About art pieces that Mr. Nishida has been producing in parallel with DEVOA.
“Close to the sense that it defines the essence as a designer”, his artworks are expressed by integrating the philosophy and sense of him, as a designer.
He has held installations in Shanghai, Berlin, and Kyoto, and has also spoken about future prospects as well as continuing to create relations to DEVOA through his art.

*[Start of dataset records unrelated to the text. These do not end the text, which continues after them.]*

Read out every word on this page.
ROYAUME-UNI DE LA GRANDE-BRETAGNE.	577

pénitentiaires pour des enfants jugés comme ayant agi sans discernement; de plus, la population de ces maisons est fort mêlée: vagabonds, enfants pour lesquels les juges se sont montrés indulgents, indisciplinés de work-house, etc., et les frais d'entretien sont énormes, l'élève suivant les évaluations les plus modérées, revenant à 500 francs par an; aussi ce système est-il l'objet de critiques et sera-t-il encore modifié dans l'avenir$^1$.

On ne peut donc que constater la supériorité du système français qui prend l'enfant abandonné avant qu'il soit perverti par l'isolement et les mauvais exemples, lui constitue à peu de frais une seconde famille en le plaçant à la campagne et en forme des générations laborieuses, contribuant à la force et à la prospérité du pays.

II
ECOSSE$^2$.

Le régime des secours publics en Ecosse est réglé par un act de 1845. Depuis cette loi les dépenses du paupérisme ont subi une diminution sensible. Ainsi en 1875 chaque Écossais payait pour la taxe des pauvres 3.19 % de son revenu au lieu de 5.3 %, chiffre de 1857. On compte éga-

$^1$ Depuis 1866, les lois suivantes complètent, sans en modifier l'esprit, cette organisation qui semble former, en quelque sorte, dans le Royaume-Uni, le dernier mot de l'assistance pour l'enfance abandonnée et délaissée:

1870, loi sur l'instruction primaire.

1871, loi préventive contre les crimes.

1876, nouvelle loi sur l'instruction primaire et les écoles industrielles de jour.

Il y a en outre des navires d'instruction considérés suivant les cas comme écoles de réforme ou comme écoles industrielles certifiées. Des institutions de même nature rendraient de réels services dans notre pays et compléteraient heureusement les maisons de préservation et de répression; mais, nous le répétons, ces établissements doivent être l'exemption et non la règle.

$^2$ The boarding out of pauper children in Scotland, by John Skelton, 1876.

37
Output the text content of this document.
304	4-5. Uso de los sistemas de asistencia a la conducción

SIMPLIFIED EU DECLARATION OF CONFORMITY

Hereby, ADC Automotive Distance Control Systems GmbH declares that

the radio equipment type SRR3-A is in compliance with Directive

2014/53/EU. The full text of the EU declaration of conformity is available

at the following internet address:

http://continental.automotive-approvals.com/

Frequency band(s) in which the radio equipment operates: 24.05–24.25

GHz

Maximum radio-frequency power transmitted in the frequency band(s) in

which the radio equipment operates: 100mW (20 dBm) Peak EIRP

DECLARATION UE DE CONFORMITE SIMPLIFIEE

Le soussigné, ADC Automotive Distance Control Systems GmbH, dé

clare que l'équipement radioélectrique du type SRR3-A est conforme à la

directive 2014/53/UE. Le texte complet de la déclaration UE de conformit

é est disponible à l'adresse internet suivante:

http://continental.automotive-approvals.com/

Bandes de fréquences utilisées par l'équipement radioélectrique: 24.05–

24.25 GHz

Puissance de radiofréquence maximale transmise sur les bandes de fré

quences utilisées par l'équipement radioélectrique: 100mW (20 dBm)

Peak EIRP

Raised in Nagasaki Prefecture.
After working as a sports instructor, he founded the brand in 2005.
Patterns and high-quality manufacturing is based on his own experiences and knowledge, attracting the support of core fashion lovers from both Japan and overseas.
---You have held exhibitions in both Japan and overseas, when did you first start creating your art pieces?
The first art piece I made was "Bone Extention” which was around 7 to 8 years ago.
It was an art piece using my medical science knowledge and leather that was used as the foundation and origin of DEVOA.
It was created by fusing the unique treatment of muscle structure and leather, which is used for fracture or bone extension.
I think that my medical knowledge, three-dimensional patterns, leather handling and more are included when expressing DEVOA products.
Since then, I have also created art pieces as a way of expressing ideas.
Currently, we carry out exhibitions only around once a year, for both in Japan and abroad.

Title : Bone Extention
Size : 87cm×40cm (diameter)
Made
and inspired by the Bone extension surgery used in actual
medicinal science. Shaped using leather.
---How and why did you start making art pieces?
DEVOA has always been a platform for me to challenge producing with philosophical ideas.
It is a trigger for me to think about what kind of expressions I want to show in the brand other than clothes.
---Are there any relationships between DEVOA clothing and the art pieces?
Some are related but others are not related to the clothes of DEVOA at all.
There are many art pieces that are made from materials like clothing.
With regard to the folding screens, Japanese traditional craftsmen are also making an effort to produce them which is a big help and great experience as it is something that DEVOA cannot do.
Although DEVOA is my own and is preceded by anatomic images, these art pieces give me a sense of training in manufacturing, since it is purely influenced by one's own sense.
I think that it is close to the sense of polishing the essence, as a designer.
Whether it is pottery, fresh flowers arrangement or folding screens, I think that the designer's sense is questioned for everything he creates.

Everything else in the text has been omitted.